I sat through three and a half quarters largely unsatisfied by the Bears’ overall performance, even though victory never seemed to be in doubt, even early in the game when the teams traded three-and-outs. Dessert — if you pardon the metaphor — didn’t come until late in the fourth quarter when an inspired Bears defense attacked the Browns near Cleveland’s end zone, the result of which nearly led to two safeties and ultimately led to a pick-six.
Ironically, preceding that series, the Bears failed to punch the ball in the end zone on four straight downs near the goal line. Instead of attempting a field goal, they wanted to gain some confidence for their offense and went for it on fourth down. It didn’t succeed, but it set up a good series for the defense. During that series, the Browns ran the ball on first and second down and nearly were stopped in the end zone for a safety each time. On third down, they attempted to pass out of the end zone, but pressure by the ends forced Browns quarterback Derek Anderson to throw the ball earlier than he wanted, and his pass was intercepted by Charles Tillman and taken in for a touchdown.
That series was probably the most inspired I’ve seen the defense play in quite a few weeks, and that’s the kind of effort and passion we’ll need to see from them in the coming weeks to help make up for a shaky pass defense. Because the Browns are such a bad team, I was never worried about Anderson picking apart the Bears’ secondary. If they were going to have any success, it would mostly come from dink-and-dunk play calling.
In all, there wasn’t much to fret about on the defensive side of the ball. They played well all game and generated 5 turnovers — two interceptions and three fumbles. And the only points that the Browns scored came off a shanked punt by Brad Maynard that gave them great field position.
That leads me to the special teams. Aside from that one punt, the special teams did a great job at keeping the NFL’s best punt returner, and one of the best kick returners, Josh Cribbs, in check all game. Devin Hester had a couple good punt returns, including one that he took to the house that was called back due to a questionable holding penalty by Rashied Davis.

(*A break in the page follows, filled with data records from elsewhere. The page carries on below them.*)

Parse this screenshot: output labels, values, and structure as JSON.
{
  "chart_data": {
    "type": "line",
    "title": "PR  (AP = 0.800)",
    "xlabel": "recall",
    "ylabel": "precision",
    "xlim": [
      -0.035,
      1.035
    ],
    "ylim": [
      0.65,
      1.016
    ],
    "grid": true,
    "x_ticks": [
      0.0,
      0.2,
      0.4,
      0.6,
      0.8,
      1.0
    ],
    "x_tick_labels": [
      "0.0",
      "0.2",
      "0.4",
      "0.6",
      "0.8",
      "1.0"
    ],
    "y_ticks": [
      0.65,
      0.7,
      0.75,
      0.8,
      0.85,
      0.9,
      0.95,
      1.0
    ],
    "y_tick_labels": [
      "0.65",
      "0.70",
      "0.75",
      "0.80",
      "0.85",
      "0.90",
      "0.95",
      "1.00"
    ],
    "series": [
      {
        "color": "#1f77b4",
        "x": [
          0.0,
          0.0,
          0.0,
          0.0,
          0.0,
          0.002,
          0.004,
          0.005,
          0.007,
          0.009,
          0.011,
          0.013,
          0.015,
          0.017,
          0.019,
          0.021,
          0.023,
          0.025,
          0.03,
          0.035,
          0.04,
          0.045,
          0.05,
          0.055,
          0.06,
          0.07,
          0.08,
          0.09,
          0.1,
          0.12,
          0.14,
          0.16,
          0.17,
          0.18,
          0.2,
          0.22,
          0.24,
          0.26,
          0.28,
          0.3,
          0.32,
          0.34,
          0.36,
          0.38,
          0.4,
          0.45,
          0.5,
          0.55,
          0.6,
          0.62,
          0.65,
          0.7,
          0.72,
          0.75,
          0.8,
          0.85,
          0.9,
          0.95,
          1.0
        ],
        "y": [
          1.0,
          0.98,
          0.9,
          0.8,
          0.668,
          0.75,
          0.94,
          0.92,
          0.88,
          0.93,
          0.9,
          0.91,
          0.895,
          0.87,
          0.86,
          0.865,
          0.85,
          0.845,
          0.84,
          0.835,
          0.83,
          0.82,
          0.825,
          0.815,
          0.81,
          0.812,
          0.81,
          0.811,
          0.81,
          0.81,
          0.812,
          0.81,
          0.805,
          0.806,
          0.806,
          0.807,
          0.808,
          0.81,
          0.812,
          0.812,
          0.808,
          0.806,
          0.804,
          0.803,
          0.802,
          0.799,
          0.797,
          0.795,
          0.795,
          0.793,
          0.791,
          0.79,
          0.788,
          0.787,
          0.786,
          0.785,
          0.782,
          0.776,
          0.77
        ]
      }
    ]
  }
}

Unfortunately, the offense didn’t join the fun in today’s game. Two out of three phases isn’t too bad, even though we’d all like to see all three phases clicking at the same time. Despite picking up 90 yards and 2 touchdowns on the ground, Matt Forte and the Bears’ run game struggled against one of the league’s worst run defenses. Forte finished with an average of just 3.5 yards per carry. Because of their troubles moving the ball on the ground, and, to give Browns defensive coordinator Rob Ryan credit, Cleveland’s confusing defensive schemes and blitzes, the Bears’ offense looked out of sync all game. Jay Cutler finished with 225 yards, no touchdowns and one interception on 17 of 30 passing, but was harassed all game to the tune of four sacks and constant contact after his throws. Following last week’s career game at receiver, Hester had another good one this week with 7 catches for 81 yards.
It’s okay to be greedy and want more — I know I do. But I’m not going to complain over a win, even if it was expected all week, and despite Cleveland being one of the worst teams in the league. The victory moved them to 4-3 and they’ll gain ground in the standings on either the Packers or Vikings — who play each other today. We’ll have a few days to enjoy a victory, but the upcoming contest against the Cardinals has me worried. Arizona has the No. 7 passing offense in the league, and without defensive pressure on Kurt Warner, it could be an ugly game.